Quantification is asynchronous. After you start a run, the threat moves to “in progress” and updates to “quantified” once the run finishes.
Important considerations
Limits turn quantification into governance.
At a high level:
- each project has a total monetary risk limit
- each category has a share of that limit
- within a category, individual project risk limits are distributed across risks and can be overridden
If limits do not add up consistently, Modulos blocks quantification until configuration is corrected.
Manual overrides
If you override individual risk limits within a category, treat it as explicit budgeting across that category. The sum of individual risk limits should match the project’s category budget.
Build vs buy and risk ownership
Risk quantification depends on what you can observe and control.
- If you build the system, you are effectively both provider and deployer. You can quantify and mitigate both model-level and deployment-level threats with high fidelity.

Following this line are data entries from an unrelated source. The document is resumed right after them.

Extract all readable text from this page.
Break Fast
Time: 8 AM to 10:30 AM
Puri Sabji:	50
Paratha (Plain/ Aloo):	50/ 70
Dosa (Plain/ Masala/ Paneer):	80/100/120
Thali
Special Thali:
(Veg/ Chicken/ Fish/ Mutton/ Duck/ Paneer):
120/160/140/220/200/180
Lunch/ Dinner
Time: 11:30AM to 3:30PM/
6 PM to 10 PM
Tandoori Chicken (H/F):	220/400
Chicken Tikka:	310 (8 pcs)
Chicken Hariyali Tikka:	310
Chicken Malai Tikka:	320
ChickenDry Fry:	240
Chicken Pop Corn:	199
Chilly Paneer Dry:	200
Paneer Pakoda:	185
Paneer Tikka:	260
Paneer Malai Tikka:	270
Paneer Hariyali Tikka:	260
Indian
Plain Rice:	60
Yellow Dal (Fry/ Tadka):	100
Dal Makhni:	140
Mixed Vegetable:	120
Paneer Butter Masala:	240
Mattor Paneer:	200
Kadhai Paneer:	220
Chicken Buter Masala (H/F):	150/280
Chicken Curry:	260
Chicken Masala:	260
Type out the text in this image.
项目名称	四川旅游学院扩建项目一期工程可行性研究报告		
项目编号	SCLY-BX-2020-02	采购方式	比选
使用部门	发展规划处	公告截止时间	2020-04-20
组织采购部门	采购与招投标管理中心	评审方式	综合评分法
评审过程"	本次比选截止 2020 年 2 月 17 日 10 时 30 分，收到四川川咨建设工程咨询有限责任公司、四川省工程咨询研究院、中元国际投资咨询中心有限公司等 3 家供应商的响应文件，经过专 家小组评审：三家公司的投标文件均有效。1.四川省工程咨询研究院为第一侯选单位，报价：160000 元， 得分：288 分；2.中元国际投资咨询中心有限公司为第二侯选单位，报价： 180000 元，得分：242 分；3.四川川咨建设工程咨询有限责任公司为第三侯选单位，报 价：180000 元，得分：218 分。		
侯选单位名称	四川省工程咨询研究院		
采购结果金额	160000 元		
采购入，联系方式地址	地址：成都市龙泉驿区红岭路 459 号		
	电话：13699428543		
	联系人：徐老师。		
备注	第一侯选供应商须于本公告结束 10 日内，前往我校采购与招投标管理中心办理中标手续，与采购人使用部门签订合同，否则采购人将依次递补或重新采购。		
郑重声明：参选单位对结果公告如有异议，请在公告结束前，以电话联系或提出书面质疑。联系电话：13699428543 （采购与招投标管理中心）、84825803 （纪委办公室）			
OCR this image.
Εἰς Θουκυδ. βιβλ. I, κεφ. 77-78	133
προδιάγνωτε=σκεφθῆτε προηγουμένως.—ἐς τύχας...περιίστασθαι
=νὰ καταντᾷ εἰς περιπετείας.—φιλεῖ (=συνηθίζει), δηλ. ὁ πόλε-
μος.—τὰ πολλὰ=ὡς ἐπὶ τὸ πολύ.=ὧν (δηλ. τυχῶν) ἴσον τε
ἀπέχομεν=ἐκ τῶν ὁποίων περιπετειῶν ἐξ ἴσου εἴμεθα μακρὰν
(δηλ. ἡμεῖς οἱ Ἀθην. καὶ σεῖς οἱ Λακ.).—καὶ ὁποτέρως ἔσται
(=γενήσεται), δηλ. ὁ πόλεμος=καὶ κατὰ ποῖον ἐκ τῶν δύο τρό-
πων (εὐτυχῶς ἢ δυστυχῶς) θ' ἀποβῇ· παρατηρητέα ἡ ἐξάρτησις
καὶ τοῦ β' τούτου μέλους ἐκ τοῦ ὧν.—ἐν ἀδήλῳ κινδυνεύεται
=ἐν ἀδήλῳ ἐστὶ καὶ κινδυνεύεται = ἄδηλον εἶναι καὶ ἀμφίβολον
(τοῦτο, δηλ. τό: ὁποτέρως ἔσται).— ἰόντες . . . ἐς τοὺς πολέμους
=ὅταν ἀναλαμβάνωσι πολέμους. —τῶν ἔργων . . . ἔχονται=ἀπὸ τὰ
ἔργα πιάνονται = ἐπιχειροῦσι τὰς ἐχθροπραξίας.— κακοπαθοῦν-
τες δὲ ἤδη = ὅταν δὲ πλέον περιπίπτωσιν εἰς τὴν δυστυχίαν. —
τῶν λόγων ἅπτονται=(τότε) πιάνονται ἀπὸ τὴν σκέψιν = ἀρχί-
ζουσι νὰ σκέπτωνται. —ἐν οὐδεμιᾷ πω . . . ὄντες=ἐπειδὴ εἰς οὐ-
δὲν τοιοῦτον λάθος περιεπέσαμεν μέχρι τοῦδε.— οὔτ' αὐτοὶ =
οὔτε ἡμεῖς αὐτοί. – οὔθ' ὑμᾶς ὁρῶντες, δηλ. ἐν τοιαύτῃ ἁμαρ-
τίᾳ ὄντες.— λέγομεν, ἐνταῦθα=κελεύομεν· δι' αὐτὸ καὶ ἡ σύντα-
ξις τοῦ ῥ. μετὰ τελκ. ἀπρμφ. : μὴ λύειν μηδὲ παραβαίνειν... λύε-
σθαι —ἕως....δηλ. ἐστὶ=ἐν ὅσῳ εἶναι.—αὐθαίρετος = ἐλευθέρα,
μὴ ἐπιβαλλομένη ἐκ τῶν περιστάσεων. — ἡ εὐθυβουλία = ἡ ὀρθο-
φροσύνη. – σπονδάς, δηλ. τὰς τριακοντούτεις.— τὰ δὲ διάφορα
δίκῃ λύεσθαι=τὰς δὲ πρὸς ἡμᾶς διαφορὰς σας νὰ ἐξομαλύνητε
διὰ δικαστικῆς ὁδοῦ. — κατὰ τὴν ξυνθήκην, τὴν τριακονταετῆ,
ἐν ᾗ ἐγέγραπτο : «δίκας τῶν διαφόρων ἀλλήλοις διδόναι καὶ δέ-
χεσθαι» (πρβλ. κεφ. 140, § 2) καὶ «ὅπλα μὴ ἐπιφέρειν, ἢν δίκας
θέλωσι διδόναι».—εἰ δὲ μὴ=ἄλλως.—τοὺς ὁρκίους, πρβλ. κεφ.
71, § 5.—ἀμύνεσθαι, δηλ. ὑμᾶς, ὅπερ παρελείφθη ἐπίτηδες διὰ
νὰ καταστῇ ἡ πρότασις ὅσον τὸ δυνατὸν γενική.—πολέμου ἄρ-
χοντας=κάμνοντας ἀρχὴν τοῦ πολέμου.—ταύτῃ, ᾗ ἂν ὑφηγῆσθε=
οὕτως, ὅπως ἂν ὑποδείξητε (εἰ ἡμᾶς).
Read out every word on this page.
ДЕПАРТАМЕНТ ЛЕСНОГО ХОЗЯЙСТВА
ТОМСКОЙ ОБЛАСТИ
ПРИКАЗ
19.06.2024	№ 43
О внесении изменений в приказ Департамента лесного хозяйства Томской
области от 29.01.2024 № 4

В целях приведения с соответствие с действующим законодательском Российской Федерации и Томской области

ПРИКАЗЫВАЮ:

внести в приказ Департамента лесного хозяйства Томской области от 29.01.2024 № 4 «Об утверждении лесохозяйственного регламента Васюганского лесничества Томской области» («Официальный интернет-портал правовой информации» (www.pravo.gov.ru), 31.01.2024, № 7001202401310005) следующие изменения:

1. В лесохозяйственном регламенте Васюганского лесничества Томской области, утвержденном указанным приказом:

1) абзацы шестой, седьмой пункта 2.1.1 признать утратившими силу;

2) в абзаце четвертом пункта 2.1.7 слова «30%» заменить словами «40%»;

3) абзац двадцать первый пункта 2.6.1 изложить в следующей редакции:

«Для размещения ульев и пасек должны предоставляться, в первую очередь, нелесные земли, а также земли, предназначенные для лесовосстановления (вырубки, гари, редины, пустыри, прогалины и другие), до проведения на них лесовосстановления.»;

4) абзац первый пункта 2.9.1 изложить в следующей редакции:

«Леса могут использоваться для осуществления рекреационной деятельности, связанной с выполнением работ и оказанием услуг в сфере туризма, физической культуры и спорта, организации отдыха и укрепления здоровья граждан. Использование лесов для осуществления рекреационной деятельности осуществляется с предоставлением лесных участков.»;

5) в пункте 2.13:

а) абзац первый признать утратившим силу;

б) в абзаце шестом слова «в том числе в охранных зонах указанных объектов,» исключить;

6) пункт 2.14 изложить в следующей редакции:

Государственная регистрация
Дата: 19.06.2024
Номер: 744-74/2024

- If you buy the system, you are the deployer. You often lack access to training data, model internals, and evaluation artifacts. Your strongest quantification leverage is usually in the deployment context: integration, usage patterns, monitoring, and incident response.
For vendor-provided systems, demand enough documentation to make quantification defensible: known failure modes, evaluation artifacts, and operational constraints.